Another takeaway relates to the subject matter of our collaboration. While in the translational context, technologies are often at the cutting edge of science, the relevant ethical aspects are not necessarily specific to them. For example, even in AI-related projects, some key risks and challenges are not specific to AI. Of course, this does not devalue any work to mitigate them but rather demonstrates the benefit and necessity of iterative, interdisciplinary collaboration aimed at anticipating and reflecting on the ethical implications of the project’s ecosystem rather than, for example, applying only specific guidelines that might focus on only parts of the product. Such an approach would risk overlooking the broader project context and its requirements. This is why we believe that our approach allows the impact of the effort not to be limited to the trustworthiness of AI components but rather to enable a shift towards a culture of trustworthiness inherent to the entire innovation process. For this reason, we promote the need for contextualisation rather than a one-size-fits-all approach (Goirand et al., 2021; Rommetveit et al., 2019) to ensure the credibility of the effort and highlight the opportunities of the RbD process (as well as associated implementation methods such as the Ethics Canvas) as transferable methods to support interdisciplinary collaborations aimed at translating RRI into practice.

Conclusion

The project team’s objective of collaboration was achieved as we identified and analysed the ethical implications of the project throughout the development process and elaborated actions to address these implications. The RbD process proved to be a practical basis for tailoring interdisciplinary collaboration to consider ethics and implement RRI in a translational research and development process, as ethical depth could be ensured significantly. In particular, the opportunities from involving the entire project team were highlighted. However, questions about the allocation of responsibilities in interdisciplinary collaboration, the roles—especially concerning frictions of the embedded ethicist in this setting—and the challenges of the translational context were discussed, e.g., additional iterations to ensure alignment with an overall vision and to significantly ensure transparent decision making.

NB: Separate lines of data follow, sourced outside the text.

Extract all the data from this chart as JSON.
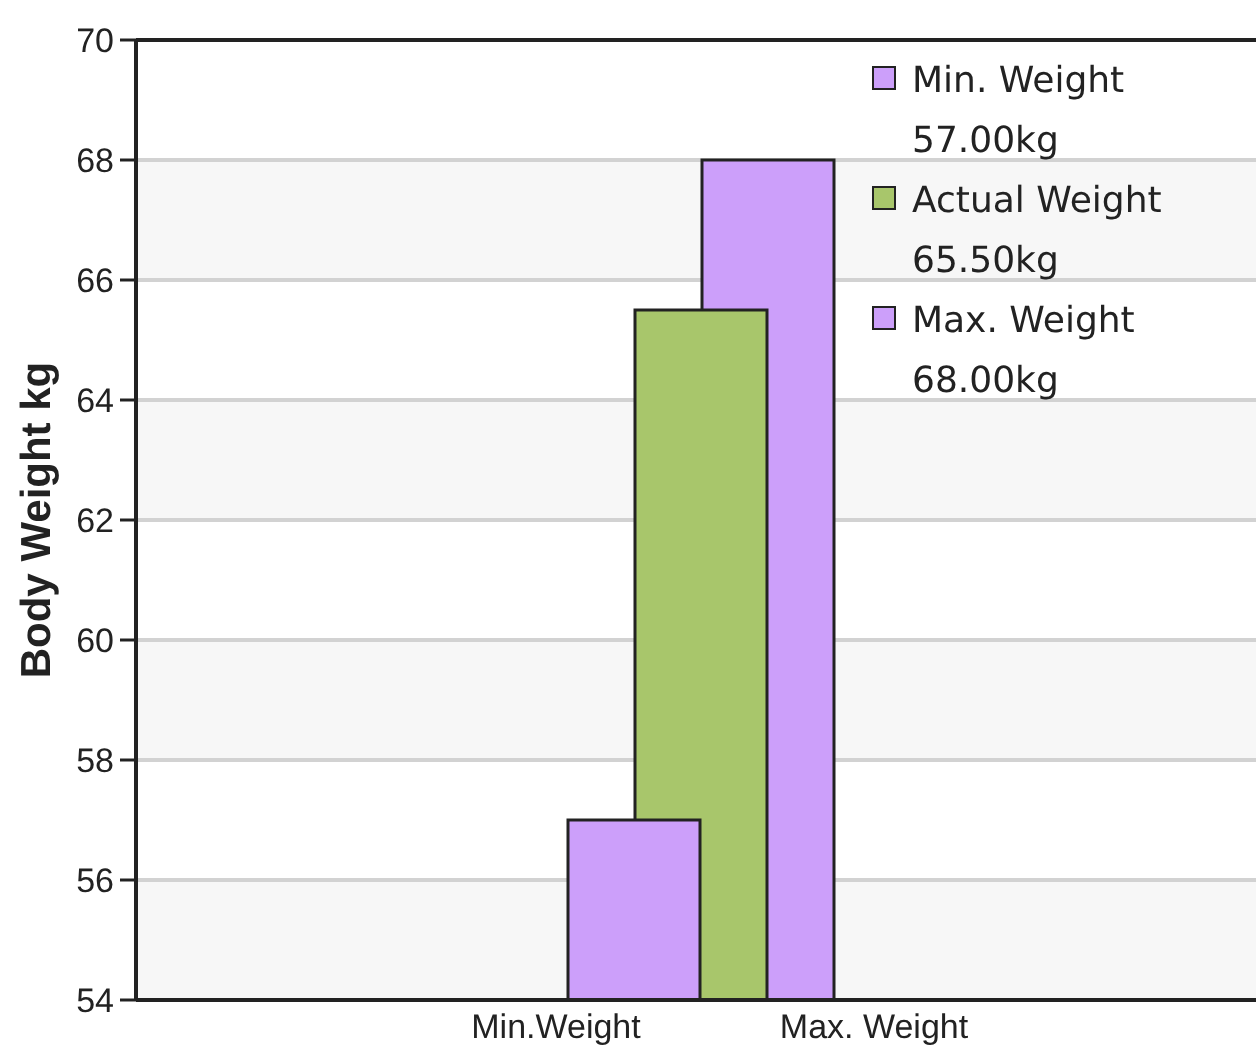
{
  "chart_data": {
    "type": "bar",
    "ylabel": "Body Weight kg",
    "categories": [
      null
    ],
    "series": [
      {
        "name": "Min. Weight 57.00kg",
        "color": "#cc9ffa",
        "values": [
          57
        ]
      },
      {
        "name": "Actual Weight 65.50kg",
        "color": "#a8c66b",
        "values": [
          65.5
        ]
      },
      {
        "name": "Max. Weight 68.00kg",
        "color": "#cc9ffa",
        "values": [
          68
        ]
      }
    ],
    "ylim": [
      54,
      70
    ],
    "yticks": [
      54,
      56,
      58,
      60,
      62,
      64,
      66,
      68,
      70
    ],
    "grid": "y",
    "legend": "top right",
    "annotations": [
      "Min.Weight",
      "Max. Weight"
    ]
  }
}
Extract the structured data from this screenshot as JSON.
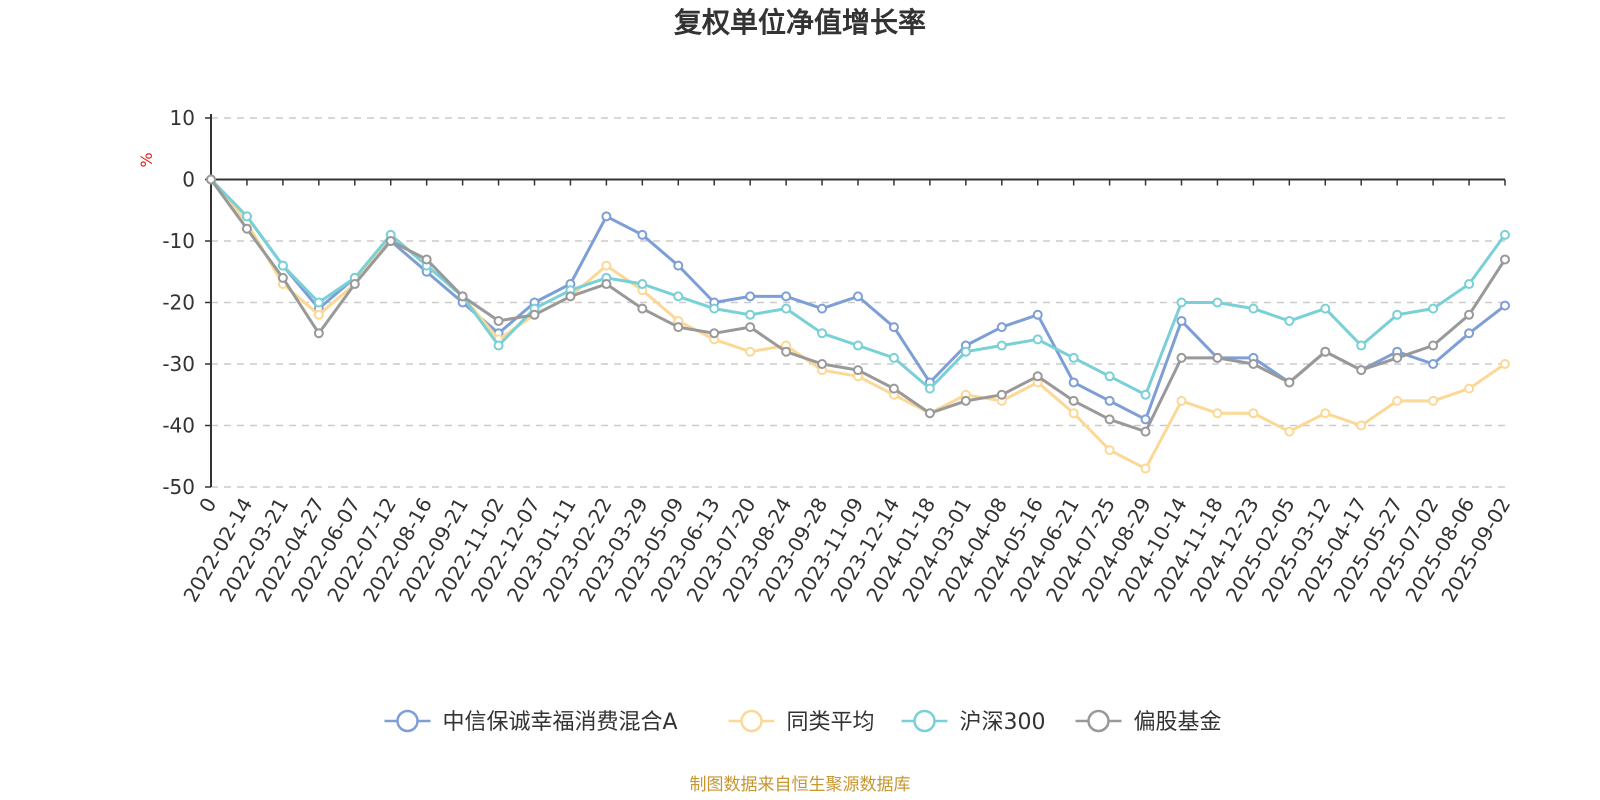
{
  "chart_data": {
    "type": "line",
    "title": "复权单位净值增长率",
    "ylabel": "%",
    "ylim": [
      -50,
      10
    ],
    "yticks": [
      10,
      0,
      -10,
      -20,
      -30,
      -40,
      -50
    ],
    "grid": true,
    "legend_position": "bottom",
    "source": "制图数据来自恒生聚源数据库",
    "x": [
      "0",
      "2022-02-14",
      "2022-03-21",
      "2022-04-27",
      "2022-06-07",
      "2022-07-12",
      "2022-08-16",
      "2022-09-21",
      "2022-11-02",
      "2022-12-07",
      "2023-01-11",
      "2023-02-22",
      "2023-03-29",
      "2023-05-09",
      "2023-06-13",
      "2023-07-20",
      "2023-08-24",
      "2023-09-28",
      "2023-11-09",
      "2023-12-14",
      "2024-01-18",
      "2024-03-01",
      "2024-04-08",
      "2024-05-16",
      "2024-06-21",
      "2024-07-25",
      "2024-08-29",
      "2024-10-14",
      "2024-11-18",
      "2024-12-23",
      "2025-02-05",
      "2025-03-12",
      "2025-04-17",
      "2025-05-27",
      "2025-07-02",
      "2025-08-06",
      "2025-09-02"
    ],
    "series": [
      {
        "name": "中信保诚幸福消费混合A",
        "color": "#7d9fd6",
        "values": [
          0,
          -6,
          -14,
          -21,
          -16,
          -10,
          -15,
          -20,
          -25,
          -20,
          -17,
          -6,
          -9,
          -14,
          -20,
          -19,
          -19,
          -21,
          -19,
          -24,
          -33,
          -27,
          -24,
          -22,
          -33,
          -36,
          -39,
          -23,
          -29,
          -29,
          -33,
          -28,
          -31,
          -28,
          -30,
          -25,
          -20.5
        ]
      },
      {
        "name": "同类平均",
        "color": "#fcd896",
        "values": [
          0,
          -7,
          -17,
          -22,
          -17,
          -9,
          -14,
          -19,
          -26,
          -22,
          -19,
          -14,
          -18,
          -23,
          -26,
          -28,
          -27,
          -31,
          -32,
          -35,
          -38,
          -35,
          -36,
          -33,
          -38,
          -44,
          -47,
          -36,
          -38,
          -38,
          -41,
          -38,
          -40,
          -36,
          -36,
          -34,
          -30
        ]
      },
      {
        "name": "沪深300",
        "color": "#79d0d6",
        "values": [
          0,
          -6,
          -14,
          -20,
          -16,
          -9,
          -14,
          -19,
          -27,
          -21,
          -18,
          -16,
          -17,
          -19,
          -21,
          -22,
          -21,
          -25,
          -27,
          -29,
          -34,
          -28,
          -27,
          -26,
          -29,
          -32,
          -35,
          -20,
          -20,
          -21,
          -23,
          -21,
          -27,
          -22,
          -21,
          -17,
          -9
        ]
      },
      {
        "name": "偏股基金",
        "color": "#999999",
        "values": [
          0,
          -8,
          -16,
          -25,
          -17,
          -10,
          -13,
          -19,
          -23,
          -22,
          -19,
          -17,
          -21,
          -24,
          -25,
          -24,
          -28,
          -30,
          -31,
          -34,
          -38,
          -36,
          -35,
          -32,
          -36,
          -39,
          -41,
          -29,
          -29,
          -30,
          -33,
          -28,
          -31,
          -29,
          -27,
          -22,
          -13
        ]
      }
    ]
  }
}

We are convinced that our approach provides insights at two levels: first, it shows how RRI can be implemented in a translational context, providing practical information on the methods and workshop designs used to successfully reconcile the requirements of a lean process with ensuring the necessary ethical depth; second, it shows how interdisciplinary collaboration with embedded ethics enables researchers to identify, engage with and plan for ethical issues early in the development process so that RRI can be effectively translated into practice.

With suitable modifications, our approach provides a fruitful case study in facilitating the project team’s own competencies in terms of a cultural shift towards making project teams more responsible and trustworthy. Adherence to a certifiable standard is about making the product and innovation process more responsible and making this visible to the outside world—an essential ingredient for project teams to demonstrate their trustworthiness. In conclusion, we believe that our approach serves as a useful case study on which to build in order to further tailor RRI methodologies to the practical requirements of industrial application.